A decade-long follow-up study of more than 6,000 people who underwent heart computed tomography (CT) scans revealed that those with elevated coronary artery calcium scores might be at greater risk not only for heart and vascular disease, but also for cancer, chronic kidney disease, even chronic obstructive pulmonary disease (COPD).
The study, “The Association of Coronary Artery Calcium With Noncardiovascular Disease: The Multi-Ethnic Study of Atherosclerosis,” was conducted by Johns Hopkins University School of Medicine researchers, and recently published in the latest issue of the Journal of the American College of Cardiology: Cardiovascular Imaging.
“Plaque in the arteries is the result of cumulative damage and inflammation, and vulnerability to injury and chronic inflammation likely contributes to diseases like cancer, kidney and lung diseases, as well as cardiovascular disease. So it makes sense that the coronary calcium score — a measure of arterial aging — is predictive of non-cardiovascular diseases, too,” the study’s senior author, Michael J. Blaha, M.D., Ph.D., director of clinical research for the Ciccarone Center for the Prevention of Heart Disease and an assistant professor at Johns Hopkins, said in a press release. “The reason the coronary calcium score may work so well at identifying vulnerability to a variety of chronic diseases is because it’s a direct measurement of the cumulative effect of all risk factors, rather than a consideration of a single risk factor, like obesity, smoking, or high blood pressure.”

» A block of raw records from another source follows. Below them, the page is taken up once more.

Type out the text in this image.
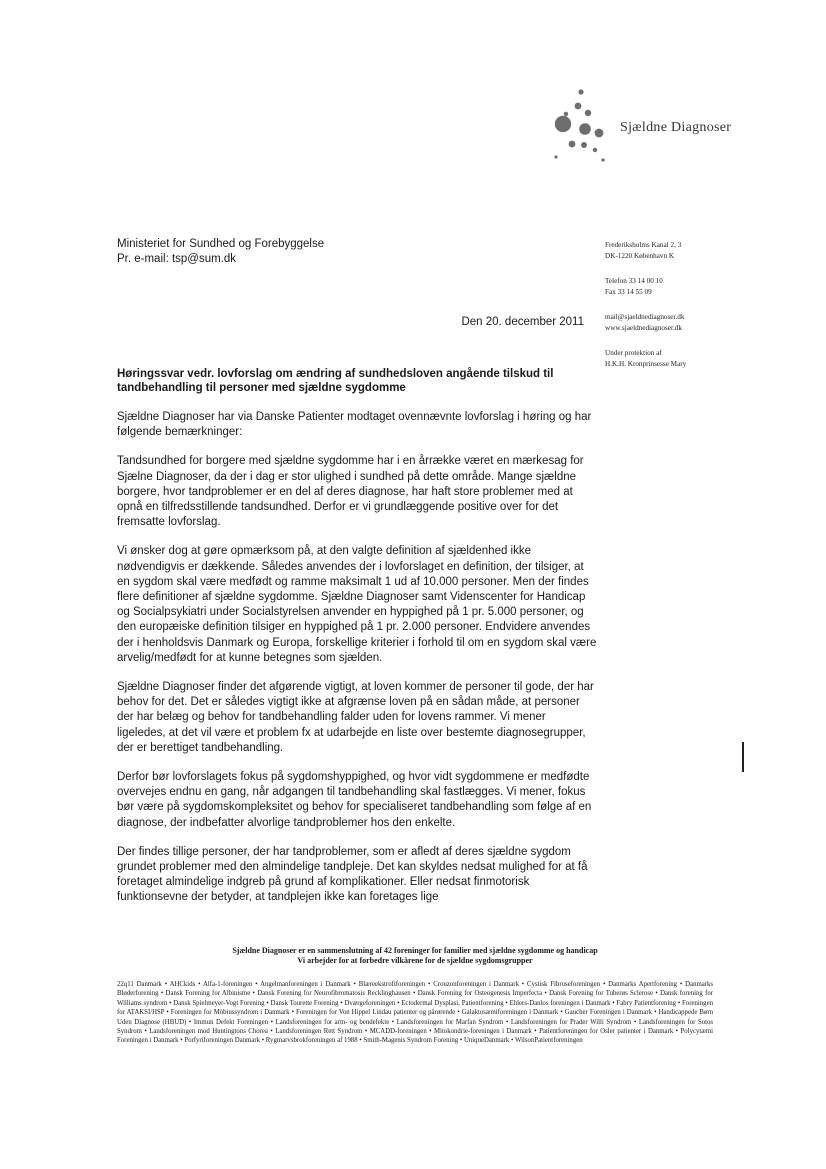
Sjældne Diagnoser
Ministeriet for Sundhed og Forebyggelse
Pr. e-mail: tsp@sum.dk
Frederiksholms Kanal 2, 3
DK-1220 København K
Telefon 33 14 00 10
Fax 33 14 55 09
mail@sjaeldnediagnoser.dk
www.sjaeldnediagnoser.dk
Under protektion af
H.K.H. Kronprinsesse Mary
Den 20. december 2011
Høringssvar vedr. lovforslag om ændring af sundhedsloven angående tilskud til tandbehandling til personer med sjældne sygdomme

Sjældne Diagnoser har via Danske Patienter modtaget ovennævnte lovforslag i høring og har følgende bemærkninger:

Tandsundhed for borgere med sjældne sygdomme har i en årrække været en mærkesag for Sjælne Diagnoser, da der i dag er stor ulighed i sundhed på dette område. Mange sjældne borgere, hvor tandproblemer er en del af deres diagnose, har haft store problemer med at opnå en tilfredsstillende tandsundhed. Derfor er vi grundlæggende positive over for det fremsatte lovforslag.

Vi ønsker dog at gøre opmærksom på, at den valgte definition af sjældenhed ikke nødvendigvis er dækkende. Således anvendes der i lovforslaget en definition, der tilsiger, at en sygdom skal være medfødt og ramme maksimalt 1 ud af 10.000 personer. Men der findes flere definitioner af sjældne sygdomme. Sjældne Diagnoser samt Videnscenter for Handicap og Socialpsykiatri under Socialstyrelsen anvender en hyppighed på 1 pr. 5.000 personer, og den europæiske definition tilsiger en hyppighed på 1 pr. 2.000 personer. Endvidere anvendes der i henholdsvis Danmark og Europa, forskellige kriterier i forhold til om en sygdom skal være arvelig/medfødt for at kunne betegnes som sjælden.

Sjældne Diagnoser finder det afgørende vigtigt, at loven kommer de personer til gode, der har behov for det. Det er således vigtigt ikke at afgrænse loven på en sådan måde, at personer der har belæg og behov for tandbehandling falder uden for lovens rammer. Vi mener ligeledes, at det vil være et problem fx at udarbejde en liste over bestemte diagnosegrupper, der er berettiget tandbehandling.

Derfor bør lovforslagets fokus på sygdomshyppighed, og hvor vidt sygdommene er medfødte overvejes endnu en gang, når adgangen til tandbehandling skal fastlægges. Vi mener, fokus bør være på sygdomskompleksitet og behov for specialiseret tandbehandling som følge af en diagnose, der indbefatter alvorlige tandproblemer hos den enkelte.

Der findes tillige personer, der har tandproblemer, som er afledt af deres sjældne sygdom grundet problemer med den almindelige tandpleje. Det kan skyldes nedsat mulighed for at få foretaget almindelige indgreb på grund af komplikationer. Eller nedsat finmotorisk funktionsevne der betyder, at tandplejen ikke kan foretages lige

Sjældne Diagnoser er en sammenslutning af 42 foreninger for familier med sjældne sygdomme og handicap
Vi arbejder for at forbedre vilkårene for de sjældne sygdomsgrupper
22q11 Danmark • AHCkids • Alfa-1-foreningen • Angelmanforeningen i Danmark • Blæreekstrofiforeningen • Crouzonforeningen i Danmark • Cystisk Fibroseforeningen • Danmarks Apertforening • Danmarks Bløderforening • Dansk Forening for Albinisme • Dansk Forening for Neurofibromatosis Recklinghausen • Dansk Forening for Osteogenesis Imperfecta • Dansk Forening for Tuberøs Sclerose • Dansk forening for Williams syndrom • Dansk Spielmeyer-Vogt Forening • Dansk Tourette Forening • Dværgeforeningen • Ectodermal Dysplasi, Patientforening • Ehlers-Danlos foreningen i Danmark • Fabry Patientforening • Foreningen for ATAKSI/HSP • Foreningen for Möbiussyndrom i Danmark • Foreningen for Von Hippel Lindau patienter og pårørende • Galaktosæmiforeningen i Danmark • Gaucher Foreningen i Danmark • Handicappede Børn Uden Diagnose (HBUD) • Immun Defekt Foreningen • Landsforeningen for arm- og bendefekte • Landsforeningen for Marfan Syndrom • Landsforeningen for Prader Willi Syndrom • Landsforeningen for Sotos Syndrom • Landsforeningen mod Huntingtons Chorea • Landsforeningen Rett Syndrom • MCADD-foreningen • Mitokondrie-foreningen i Danmark • Patientforeningen for Osler patienter i Danmark • Polycytæmi Foreningen i Danmark • Porfyriforeningen Danmark • Rygmarvsbrokforeningen af 1988 • Smith-Magenis Syndrom Forening • UniqueDanmark • WilsonPatientforeningen
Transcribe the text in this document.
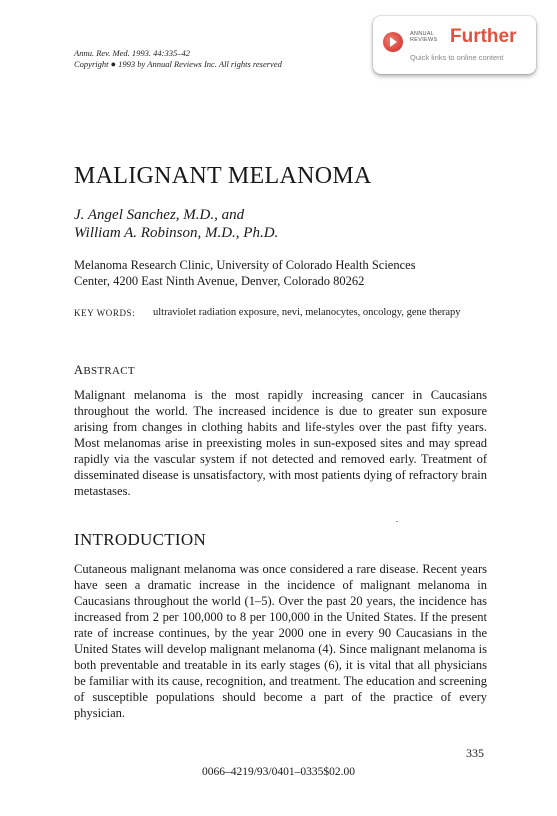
Annu. Rev. Med. 1993. 44:335–42
Copyright ● 1993 by Annual Reviews Inc. All rights reserved
ANNUAL
REVIEWS Further
Quick links to online content
MALIGNANT MELANOMA
J. Angel Sanchez, M.D., and
William A. Robinson, M.D., Ph.D.
Melanoma Research Clinic, University of Colorado Health Sciences
Center, 4200 East Ninth Avenue, Denver, Colorado 80262
KEY WORDS: ultraviolet radiation exposure, nevi, melanocytes, oncology, gene therapy
ABSTRACT
Malignant melanoma is the most rapidly increasing cancer in Caucasians throughout the world. The increased incidence is due to greater sun exposure arising from changes in clothing habits and life-styles over the past fifty years. Most melanomas arise in preexisting moles in sun-exposed sites and may spread rapidly via the vascular system if not detected and removed early. Treatment of disseminated disease is unsatisfactory, with most patients dying of refractory brain metastases.
INTRODUCTION
Cutaneous malignant melanoma was once considered a rare disease. Recent years have seen a dramatic increase in the incidence of malignant melanoma in Caucasians throughout the world (1–5). Over the past 20 years, the incidence has increased from 2 per 100,000 to 8 per 100,000 in the United States. If the present rate of increase continues, by the year 2000 one in every 90 Caucasians in the United States will develop malignant melanoma (4). Since malignant melanoma is both preventable and treatable in its early stages (6), it is vital that all physicians be familiar with its cause, recognition, and treatment. The education and screening of susceptible populations should become a part of the practice of every physician.
335
0066–4219/93/0401–0335$02.00
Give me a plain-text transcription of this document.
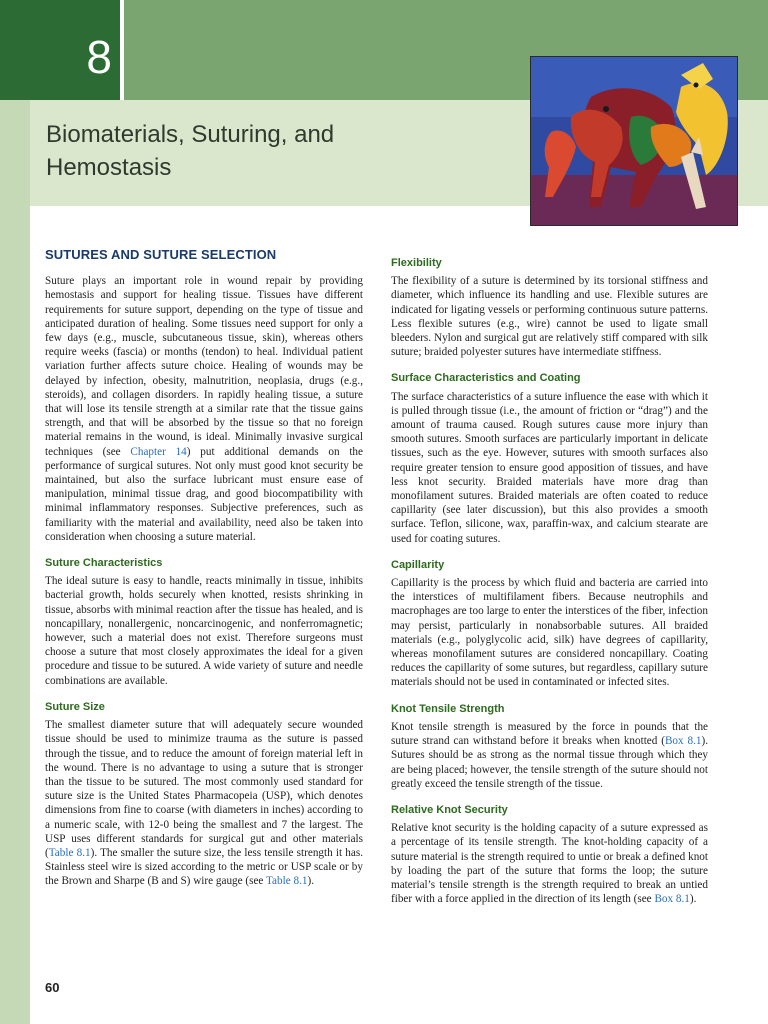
8
Biomaterials, Suturing, and
Hemostasis
SUTURES AND SUTURE SELECTION

Suture plays an important role in wound repair by providing hemostasis and support for healing tissue. Tissues have different requirements for suture support, depending on the type of tissue and anticipated duration of healing. Some tissues need support for only a few days (e.g., muscle, subcutaneous tissue, skin), whereas others require weeks (fascia) or months (tendon) to heal. Individual patient variation further affects suture choice. Healing of wounds may be delayed by infection, obesity, malnutrition, neoplasia, drugs (e.g., steroids), and collagen disorders. In rapidly healing tissue, a suture that will lose its tensile strength at a similar rate that the tissue gains strength, and that will be absorbed by the tissue so that no foreign material remains in the wound, is ideal. Minimally invasive surgical techniques (see Chapter 14) put additional demands on the performance of surgical sutures. Not only must good knot security be maintained, but also the surface lubricant must ensure ease of manipulation, minimal tissue drag, and good biocompatibility with minimal inflammatory responses. Subjective preferences, such as familiarity with the material and availability, need also be taken into consideration when choosing a suture material.

Suture Characteristics

The ideal suture is easy to handle, reacts minimally in tissue, inhibits bacterial growth, holds securely when knotted, resists shrinking in tissue, absorbs with minimal reaction after the tissue has healed, and is noncapillary, nonallergenic, noncarcinogenic, and nonferromagnetic; however, such a material does not exist. Therefore surgeons must choose a suture that most closely approximates the ideal for a given procedure and tissue to be sutured. A wide variety of suture and needle combinations are available.

Suture Size

The smallest diameter suture that will adequately secure wounded tissue should be used to minimize trauma as the suture is passed through the tissue, and to reduce the amount of foreign material left in the wound. There is no advantage to using a suture that is stronger than the tissue to be sutured. The most commonly used standard for suture size is the United States Pharmacopeia (USP), which denotes dimensions from fine to coarse (with diameters in inches) according to a numeric scale, with 12-0 being the smallest and 7 the largest. The USP uses different standards for surgical gut and other materials (Table 8.1). The smaller the suture size, the less tensile strength it has. Stainless steel wire is sized according to the metric or USP scale or by the Brown and Sharpe (B and S) wire gauge (see Table 8.1).

Flexibility

The flexibility of a suture is determined by its torsional stiffness and diameter, which influence its handling and use. Flexible sutures are indicated for ligating vessels or performing continuous suture patterns. Less flexible sutures (e.g., wire) cannot be used to ligate small bleeders. Nylon and surgical gut are relatively stiff compared with silk suture; braided polyester sutures have intermediate stiffness.

Surface Characteristics and Coating

The surface characteristics of a suture influence the ease with which it is pulled through tissue (i.e., the amount of friction or “drag”) and the amount of trauma caused. Rough sutures cause more injury than smooth sutures. Smooth surfaces are particularly important in delicate tissues, such as the eye. However, sutures with smooth surfaces also require greater tension to ensure good apposition of tissues, and have less knot security. Braided materials have more drag than monofilament sutures. Braided materials are often coated to reduce capillarity (see later discussion), but this also provides a smooth surface. Teflon, silicone, wax, paraffin-wax, and calcium stearate are used for coating sutures.

Capillarity

Capillarity is the process by which fluid and bacteria are carried into the interstices of multifilament fibers. Because neutrophils and macrophages are too large to enter the interstices of the fiber, infection may persist, particularly in nonabsorbable sutures. All braided materials (e.g., polyglycolic acid, silk) have degrees of capillarity, whereas monofilament sutures are considered noncapillary. Coating reduces the capillarity of some sutures, but regardless, capillary suture materials should not be used in contaminated or infected sites.

Knot Tensile Strength

Knot tensile strength is measured by the force in pounds that the suture strand can withstand before it breaks when knotted (Box 8.1). Sutures should be as strong as the normal tissue through which they are being placed; however, the tensile strength of the suture should not greatly exceed the tensile strength of the tissue.

Relative Knot Security

Relative knot security is the holding capacity of a suture expressed as a percentage of its tensile strength. The knot-holding capacity of a suture material is the strength required to untie or break a defined knot by loading the part of the suture that forms the loop; the suture material’s tensile strength is the strength required to break an untied fiber with a force applied in the direction of its length (see Box 8.1).

60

Blaha and his team emphasized that their work was an “association study” that was not looking for, measuring, or finding a cause-and-effect correlation between coronary calcium levels and non-cardiovascular disease.
A total of 6,814 white, African-American, Hispanic-American and Chinese participants, 45 to 84 years old, and without any diagnosis of cardiovascular disease, were selected. All participants underwent a heart CT scan and coronary calcium score calculation. For a decade, participants attended follow-up hospital visits at least once a year to review their health status.
The study revealed that 36.5 percent of the patients who scored over 400 in coronary artery calcium, were diagnosed with a non-cardiovascular disease, compared to 11 percent who had no coronary artery calcium. After 10 years, 1,238 patients were diagnosed with a non-cardiovascular disease, including 161 who had a COPD diagnosis. Those who scored over 400 in coronary calcium scores were also found to be 2.7 times more likely to develop COPD than those who had a score of 0.
In conclusion, the authors wrote, a high coronary artery calcium score might increase the risk of a number of conditions — including COPD.
COPD can cause considerable medical problems, ranking third among the deadliest diseases in the U.S. Because COPD develops slowly, symptoms worsen over time, with patients limited in their amount of daily activities, such as walking, cooking, and others. COPD is most often diagnosed in middle-aged or older adults.
There is no cure for the condition yet, but treatments and lifestyle changes can help patients better cope with their symptoms and slow down the progression of the disease.